A massive stone pillar 20m high and of uniform cross section rests on a rigid base and supports a vertical load of $5.0 \times {10^5}N$ at its upper end. If the compressive stress in the pillar does not exceed $16 \times {10^5}N/m$, what is the minimum cross-sectional area of the pillar? (Density of the stone $ = 2.5 \times {10^3}kg/{m^3}$. Take $g = 10N/kg$)
$
  {\text{A}}{\text{. 0}}{\text{.15}}{{\text{m}}^2} \\
  {\text{B}}{\text{. 0}}{\text{.25}}{{\text{m}}^2} \\
  {\text{C}}{\text{. 0}}{\text{.35}}{{\text{m}}^2} \\
  {\text{D}}{\text{. 0}}{\text{.45}}{{\text{m}}^2} \\
$

Answer 1

Hint: Stress on a body is defined as the force applied on it per unit cross-sectional area. The total weight or force on the base is equal to the sum of weight of pillar and the additional vertical load on the upper end of the pillar.

Formula used:
The stress on a body due to an applied force is given as follows:
$Stress = \dfrac{F}{A}$
where stress S is equal to the force F per unit cross-sectional area A.
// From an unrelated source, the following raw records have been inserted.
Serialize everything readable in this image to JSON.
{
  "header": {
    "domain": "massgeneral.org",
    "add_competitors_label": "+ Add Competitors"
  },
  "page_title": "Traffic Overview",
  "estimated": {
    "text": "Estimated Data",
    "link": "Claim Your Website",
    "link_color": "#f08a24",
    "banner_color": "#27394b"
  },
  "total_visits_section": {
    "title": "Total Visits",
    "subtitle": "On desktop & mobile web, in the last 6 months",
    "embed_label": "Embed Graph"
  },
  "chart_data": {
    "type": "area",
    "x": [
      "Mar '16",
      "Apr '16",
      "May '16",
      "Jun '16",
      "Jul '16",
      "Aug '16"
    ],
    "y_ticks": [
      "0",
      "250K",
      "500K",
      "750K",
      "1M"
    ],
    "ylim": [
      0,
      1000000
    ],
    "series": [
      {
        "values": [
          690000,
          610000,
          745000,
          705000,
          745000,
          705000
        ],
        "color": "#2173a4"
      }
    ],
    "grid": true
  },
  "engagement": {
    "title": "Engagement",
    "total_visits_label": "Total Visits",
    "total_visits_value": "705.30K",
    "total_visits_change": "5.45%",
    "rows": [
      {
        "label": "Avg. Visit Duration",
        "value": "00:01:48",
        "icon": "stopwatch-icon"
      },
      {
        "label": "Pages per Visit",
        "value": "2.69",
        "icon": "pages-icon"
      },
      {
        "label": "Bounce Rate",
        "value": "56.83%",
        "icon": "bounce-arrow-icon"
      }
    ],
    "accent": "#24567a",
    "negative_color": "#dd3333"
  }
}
Complete step-by-step answer:
We are given a pillar which has 20 m height and the cross section of its base is A.
$l = 20m$
Therefore, volume of the pillar can be written as
$V = l \times A$
Density of the stone of the pillar is given as
$\rho = 2.5 \times {10^3}kg/{m^3}$
Using this information, we can calculate the mass of the pillar which is equal to the product of density and volume of the pillar.
$m = \rho V$
Inserting the known values, we get the mass of pillar to be
$
  m = 2.5 \times {10^3} \times 20 \times A \\
   = 5 \times {10^4} \times A \\
$
We are given $g = 10N/kg$. Using this value of g, we can calculate the weight of pillar as follows:
$
  W = mg = 5 \times {10^4} \times A \times 10 \\
   = 5 \times {10^5} \times A \\
$
The pillar supports an additional vertical load of $5.0 \times {10^5}N$
Therefore the total weight on the base of the pillar is equal to the sum of weight of pillar and the additional weight supported on top of the pillar.
$
  W' = 5 \times {10^5} \times A + 5 \times {10^5} \\
   = 5 \times {10^5} \times \left( {A + 1} \right) \\
$
We are given the maximum compressive stress of pillar to be
$S = 16 \times {10^5}N/m$
The stress is equal to ratio of force applied to the cross-sectional area of the base of the pillar given as
$S = \dfrac{{W'}}{A}$
Inserting the known values, we get
$
  16 \times {10^5} = \dfrac{{5 \times {{10}^5} \times \left( {A + 1} \right)}}{A} \\
   \Rightarrow \dfrac{{A + 1}}{A} = \dfrac{{16 \times {{10}^5}}}{{5 \times {{10}^5}}} = 3.2 \\
   \Rightarrow 1 + \dfrac{1}{A} = 3.2 \\
   \Rightarrow \dfrac{1}{A} = 3.2 - 1 = 2.2 \\
   \Rightarrow A = \dfrac{1}{{2.2}} = 0.45{m^2} \\
$
Hence, the correct answer is option D.

Note: The maximum compressive stress of the pillar implies the maximum amount of force that the base of the pillar can support without breaking apart. The obtained cross sectional area is the minimum cross-sectional area with which the pillar can support the given load.